The Re Puffer decision provides an interesting look at the test involved to administer the estate of someone who has gone missing.

In this case, the individual in question, Robert Puffer, went missing on June 26, 2007 (the case was heard in June 2012).  Apparently, on the day he disappeared, Robert told his family that he was going to his cottage alone.  A search of the cottage the next day by a family member determined that a kayak was missing.  Robert’s vehicle was later found in a parking lot on the shore of Lake Huron.  The evidence suggested that the vehicle had been used to transport the kayak to the lake (i.e., the seats were retracted).  Since the day he went missing, there has been no trace of Robert or the kayak.

Robert apparently suffered from mental health issues and had previously attempted suicide.  Of note was evidence that on one occasion he told his physician that if he was to kill himself, he would do it by taking medication and walking into a lake.

The court was asked to declare Robert deceased as of the date of his disappearance or alternatively, declare him an “absentee” so that his property could be legally managed by his brother, John Puffer.  John was apparently named as Robert’s executor and beneficiary under the terms of Robert’s Last Will, executed a year and a half prior to the disappearance.

Under the Declarations of Death Act, 2002 the court has the jurisdiction to declare that a person has died under two circumstances.  The first is when the individual disappeared in “circumstances of peril.” The second is if the individual has been absent for at least 7 years.  In each case, it must be shown that:

(a)Reasonable inquires were made as to the status of the missing individual
(b)The applicant has no reason to believe the individual is alive
(c)  There is evidence to find that the individual is dead

If the above test is not met, the Applicant can declare the missing person an “absentee” and obtain the requisite legal authority to act on behalf of the missing person.

In this case, since Robert was not missing for 7 years, the question was whether he could be deemed to have disappeared in “circumstances of peril.”  The court pointed out that generally a person is at peril as a result of events or circumstances that are external to the individual, such as a natural occurrence or a man-made event.  Alternatively, a person can put him or herself at peril; i.e., by driving into a winter storm.  One may also presume circumstances of peril in certain situations; for instance, if someone is spotted standing on the ledge of a bridge and then not seen a moment later.

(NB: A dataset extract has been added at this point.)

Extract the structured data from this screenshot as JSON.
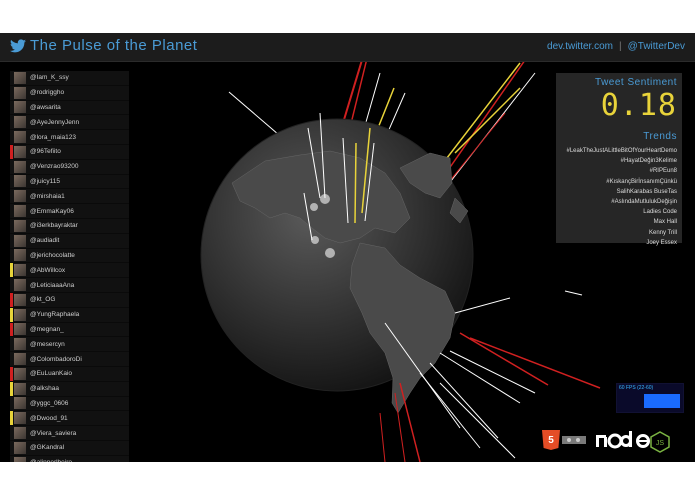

Here, there was no suicide note, no clear evidence of an intention to commit suicide nor could the inference be drawn based on the circumstances that Robert had actually died.  The question as stated by the court was whether “past actions and evidence of an inclination to suicide, in company with the parked car at the dock and the absence of a kayak, are enough to find that Robert was in circumstances of peril when he disappeared.”

The court declined to find that Robert disappeared in circumstances of peril.  Instead, Robert was declared an abstentee and his brother was permitted to act as committee of his property.

It is interesting to note that the legislation requires the presence of circumstances of peril at the time of disappearance, without considering what peril may have developed over the transpiring period of absence.  While a ride in a kayak on a presumably calm summer day does not necessarily entail peril, certainly five years of being missing in Northern Ontario would imply a great deal of peril.